The Undercurrent ist ein eindringliches Statement zur Ära der Klimakrise und fragt nach den Möglichkeiten, wie Menschen auf persönlicher und privater Ebene mit diesem so bedrohlichen Problem umgehen. Der Film ist in Boise im US-amerikanischen Staat Idaho in Zusammenarbeit mit zehn jungen Klimaaktivist*innen aus Boise und Kleinstädten aus dem Umland entstanden, die sich auf einen Online-Aufruf des Künstlers gemeldet hatten. Während als zentrales Thema des Films zunächst der gesellschaftliche Wandel aufscheint, wird schnell deutlich, dass die Aktivist*innen auch den Einfluss der Klimakrise auf ihren Alltag, ihr Familienleben, ihre religiöse Identität, auf Freundschaften und den Kampf um Gleichberechtigung der Geschlechter erkunden. Der Film thematisiert zudem, welche Bedeutung ein Zuhause oder die Sicherheit und der Schutz haben, indem Obdachlose aus Boise über ihre Erfahrungen berichten.
Der Soundtrack wurde von Pilgrim und Sänger*innen aus Boise für Orchester komponiert und die Musik und die Songtexte kommen im gesamten Film zum Einsatz, um die emotionalen Ressourcen sichtbar zu machen, deren wir uns zur Äußerung krisenhafter Zustände bedienen. Der Film ist ein Versuch, mit Menschen in Boise ins Gespräch zu kommen, und bildet den ersten Teil eines größeren Werkkomplexes, in dem Pilgrim der Frage nachgeht, welche konzertierten Aktionen im Umgang mit der Klimakrise notwendig sind. Dabei geht es um weit mehr als die bloße Dokumentation oder Auflistung dessen, was wir verlieren – im Gegenteil: Das Medium Film kommt hier gleichsam als vorbeugendes Mittel gegen diese Verluste zum Einsatz. Mit The Undercurrent stellt Pilgrim in global ungewissen Zeiten die Frage, worauf unser Gefühl von Zugehörigkeit beruht – ist es ein Zuhause, ein Land, oder sind wir es gegenseitig?

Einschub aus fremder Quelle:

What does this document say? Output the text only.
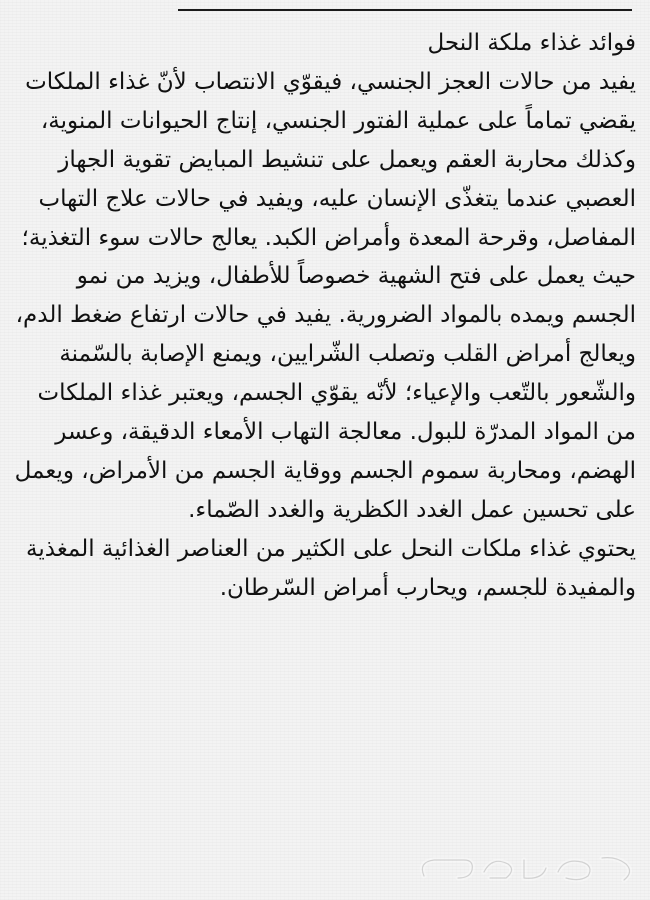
فوائد غذاء ملكة النحل

يفيد من حالات العجز الجنسي، فيقوّي الانتصاب لأنّ غذاء الملكات يقضي تماماً على عملية الفتور الجنسي، إنتاج الحيوانات المنوية، وكذلك محاربة العقم ويعمل على تنشيط المبايض تقوية الجهاز العصبي عندما يتغذّى الإنسان عليه، ويفيد في حالات علاج التهاب المفاصل، وقرحة المعدة وأمراض الكبد. يعالج حالات سوء التغذية؛ حيث يعمل على فتح الشهية خصوصاً للأطفال، ويزيد من نمو الجسم ويمده بالمواد الضرورية. يفيد في حالات ارتفاع ضغط الدم، ويعالج أمراض القلب وتصلب الشّرايين، ويمنع الإصابة بالسّمنة والشّعور بالتّعب والإعياء؛ لأنّه يقوّي الجسم، ويعتبر غذاء الملكات من المواد المدرّة للبول. معالجة التهاب الأمعاء الدقيقة، وعسر الهضم، ومحاربة سموم الجسم ووقاية الجسم من الأمراض، ويعمل على تحسين عمل الغدد الكظرية والغدد الصّماء.

يحتوي غذاء ملكات النحل على الكثير من العناصر الغذائية المغذية والمفيدة للجسم، ويحارب أمراض السّرطان.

Anlässlich der Ausstellung im Badischen Kunstverein wird Rory Pilgrim eine spezielle Veranstaltung mit Live- und Online-Songs und -Beiträgen von Kollaborateur*innen des Filmprojekts The Undercurrent initiieren. Um die Fragestellungen des Films und die Erfahrungen der jungen Klimaaktivist*innen zu vertiefen ist geplant, die fernen Stimmen aus Boise mit jenen junger Aktivist*innen aus Karlsruhe und ihrem Umgang mit der Klimakrise zusammen zu bringen. Die Veranstaltung wird mit Songs der 14-jährigen Declan Rowe John und der Künstlerin und Sängerin Ezra Hampikian aus Boise verflochten, die erstmalig Lieder aus The Undercurrent in Deutschland vorstellen. Im Kontext der Ausstellung wird zudem eine Publikation in der Vinyl-Reihe des Kunstvereins entstehen.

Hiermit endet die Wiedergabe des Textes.